Now, as Biederman prepares to submit the book proposal to publishers in January, he is confident that the agreements established with the authors back in 1982 will demonstrate that he owns the copyright to each short piece. Anthony Goff, Dahl’s literary agent in London with the firm of David Higham Associates Ltd., has informed Biederman that the Dahl estate will respect the original agreement providing the writing is used in exactly the way it was intended—as part of a collection of “starter stories”—which was the basis upon which Dahl made his contribution.

“I’ve been advised by top copyright attorneys that all I need to do in order to publish the other story submissions is to fulfill the agreement to pay the authors $200 upon publication,” says Biederman, who is in possession of all the original documents related to the book.

Over time both Biederman and Silberkleit became involved in other book projects and The Do-It-Yourself Children’s Storybook fell by the wayside, with Biederman storing the Dahl pages in a box in his garage. In 1994 the Northridge earthquake seriously damaged his home, and he moved the contents of his garage to his parents’ nearby home, where everything sat untouched for 10 years. In the meantime Biederman forgot exactly where the Dahl story was. After his father died he cleaned out the garage and found The Eyes of Mr. Croaker in a box.

Biederman now hopes to create an interactive version of The Do-It-Yourself Children’s Storybook that will include contributions by contemporary authors; he will approach J.K. Rowling about the possibility of joining the project as well. “The concept is now possible on a massive global scale,” Biederman notes, “thanks to the ability of a publisher to stage an online competition to find the best completed versions of each unfinished story.”

He decided to put the original 300-word Dahl document up for auction on eBay “because of the participatory nature of the book concept. This was the only story Dahl wrote that was to be completed by his fans. It also makes the announcement of this important find more dramatic.” Biederman, who now produces reality TV shows in Los Angeles, intends to donate some of the proceeds of the auction to a charity of the Dahl family’s choosing.

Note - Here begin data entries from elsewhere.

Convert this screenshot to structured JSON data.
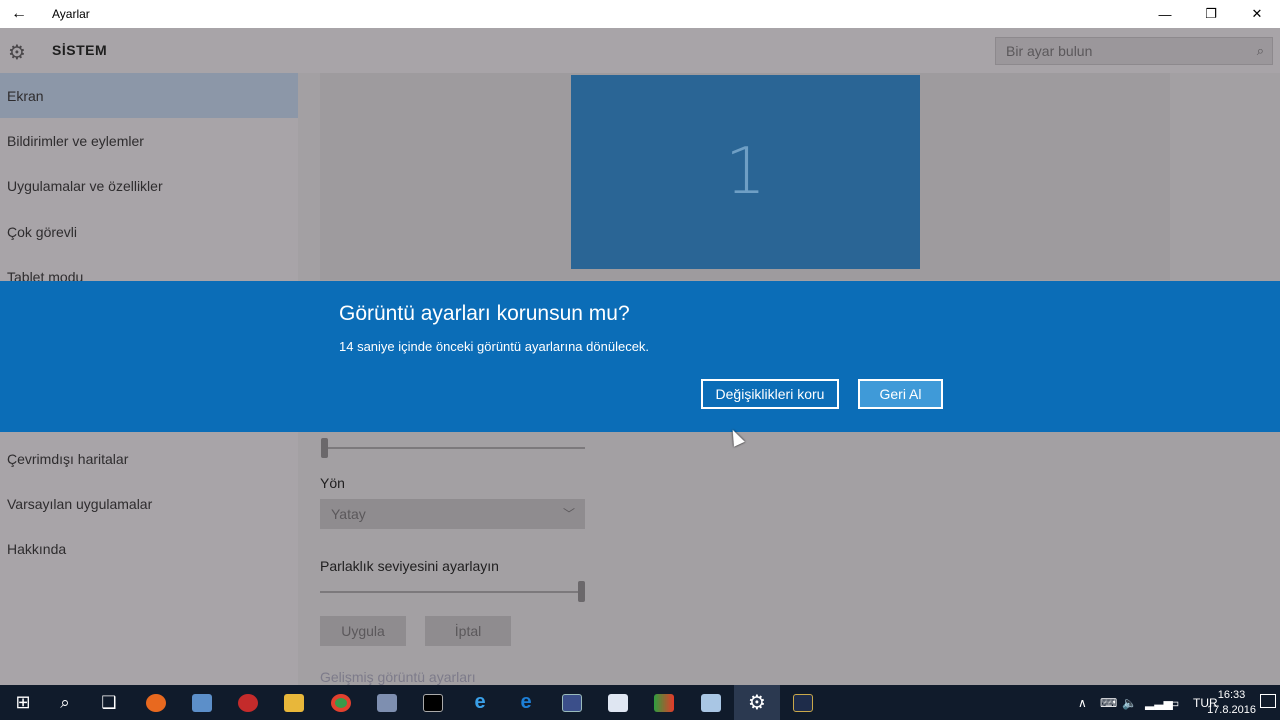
{
  "window": {
    "title": "Ayarlar",
    "back": "←",
    "minimize": "—",
    "restore": "❐",
    "close": "✕"
  },
  "header": {
    "section_title": "SİSTEM",
    "search_placeholder": "Bir ayar bulun"
  },
  "sidebar": {
    "items": [
      {
        "label": "Ekran",
        "active": true
      },
      {
        "label": "Bildirimler ve eylemler"
      },
      {
        "label": "Uygulamalar ve özellikler"
      },
      {
        "label": "Çok görevli"
      },
      {
        "label": "Tablet modu"
      },
      {
        "label": "Çevrimdışı haritalar"
      },
      {
        "label": "Varsayılan uygulamalar"
      },
      {
        "label": "Hakkında"
      }
    ]
  },
  "content": {
    "monitor_number": "1",
    "orientation_label": "Yön",
    "orientation_value": "Yatay",
    "brightness_label": "Parlaklık seviyesini ayarlayın",
    "brightness_level": 1.0,
    "apply_label": "Uygula",
    "cancel_label": "İptal",
    "advanced_link": "Gelişmiş görüntü ayarları"
  },
  "dialog": {
    "title": "Görüntü ayarları korunsun mu?",
    "message": "14 saniye içinde önceki görüntü ayarlarına dönülecek.",
    "keep_label": "Değişiklikleri koru",
    "revert_label": "Geri Al"
  },
  "taskbar": {
    "language": "TUR",
    "time": "16:33",
    "date": "17.8.2016",
    "colors": {
      "background": "#101b2b",
      "dialog": "#0b6db7"
    }
  }
}
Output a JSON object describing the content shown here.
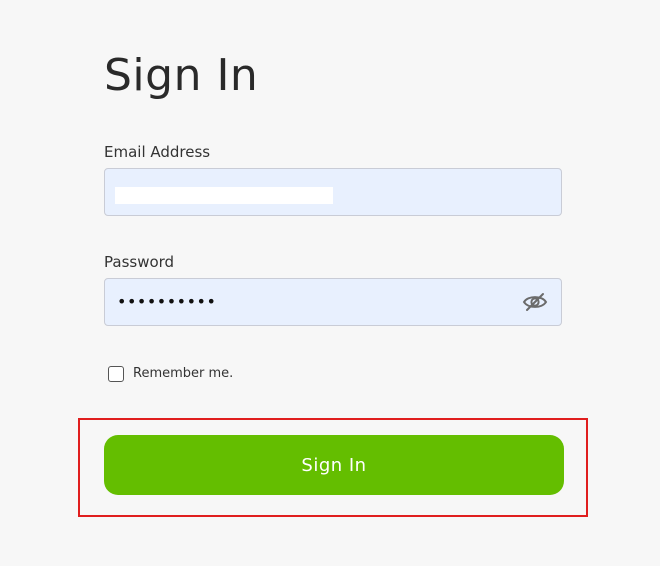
{
  "page": {
    "title": "Sign In"
  },
  "form": {
    "email": {
      "label": "Email Address",
      "value": ""
    },
    "password": {
      "label": "Password",
      "masked_value": "••••••••••",
      "toggle_icon": "eye-slash-icon"
    },
    "remember_me": {
      "label": "Remember me.",
      "checked": false
    },
    "submit_label": "Sign In"
  },
  "colors": {
    "background": "#f7f7f7",
    "input_fill": "#e8f0fe",
    "button_green": "#64be00",
    "highlight_red": "#e01e1e"
  }
}
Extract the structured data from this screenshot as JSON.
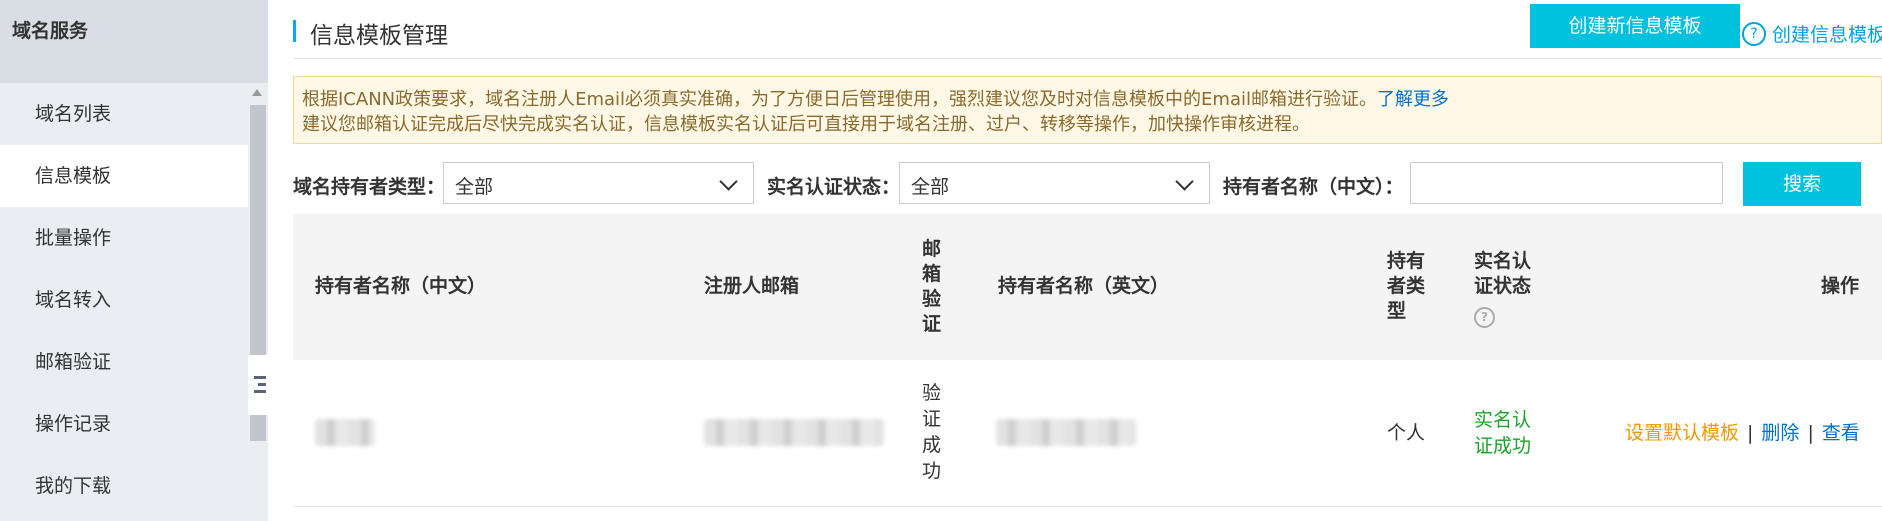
{
  "sidebar": {
    "title": "域名服务",
    "items": [
      {
        "label": "域名列表"
      },
      {
        "label": "信息模板"
      },
      {
        "label": "批量操作"
      },
      {
        "label": "域名转入"
      },
      {
        "label": "邮箱验证"
      },
      {
        "label": "操作记录"
      },
      {
        "label": "我的下载"
      }
    ]
  },
  "header": {
    "title": "信息模板管理",
    "create_button": "创建新信息模板",
    "help_link": "创建信息模板"
  },
  "notice": {
    "line1": "根据ICANN政策要求，域名注册人Email必须真实准确，为了方便日后管理使用，强烈建议您及时对信息模板中的Email邮箱进行验证。",
    "learn_more": "了解更多",
    "line2": "建议您邮箱认证完成后尽快完成实名认证，信息模板实名认证后可直接用于域名注册、过户、转移等操作，加快操作审核进程。"
  },
  "filters": {
    "holder_type_label": "域名持有者类型：",
    "holder_type_value": "全部",
    "verify_status_label": "实名认证状态：",
    "verify_status_value": "全部",
    "holder_name_label": "持有者名称（中文）：",
    "holder_name_value": "",
    "search_button": "搜索"
  },
  "table": {
    "columns": {
      "holder_cn": "持有者名称（中文）",
      "email": "注册人邮箱",
      "email_verify": "邮箱验证",
      "holder_en": "持有者名称（英文）",
      "holder_type": "持有者类型",
      "realname_status": "实名认证状态",
      "actions": "操作"
    },
    "rows": [
      {
        "email_verify": "验证成功",
        "holder_type": "个人",
        "realname_status": "实名认证成功",
        "actions": {
          "set_default": "设置默认模板",
          "delete": "删除",
          "view": "查看"
        }
      }
    ]
  },
  "colors": {
    "accent": "#00c1de",
    "link": "#0070cc",
    "success": "#1aa42b",
    "warning": "#f39800",
    "notice_bg": "#fff8e6"
  }
}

Biederman notes that the 20-year anniversary of Dahl’s death fell a few months ago. “It seemed wrong that Dahl’s wish to have The Eyes of Mr. Croaker finished by his fans had not yet been fulfilled,” he says. “I felt like his legacy would only be complete when his story is complete. I have an overwhelming need to have Dahl’s story finally see the light of day.”

Editor's note: Following the publication of this story, the auction concluded, and the two pages sold for $1900. Goff questions Biederman's claim of ownership, but Biederman insists that he does control the rights.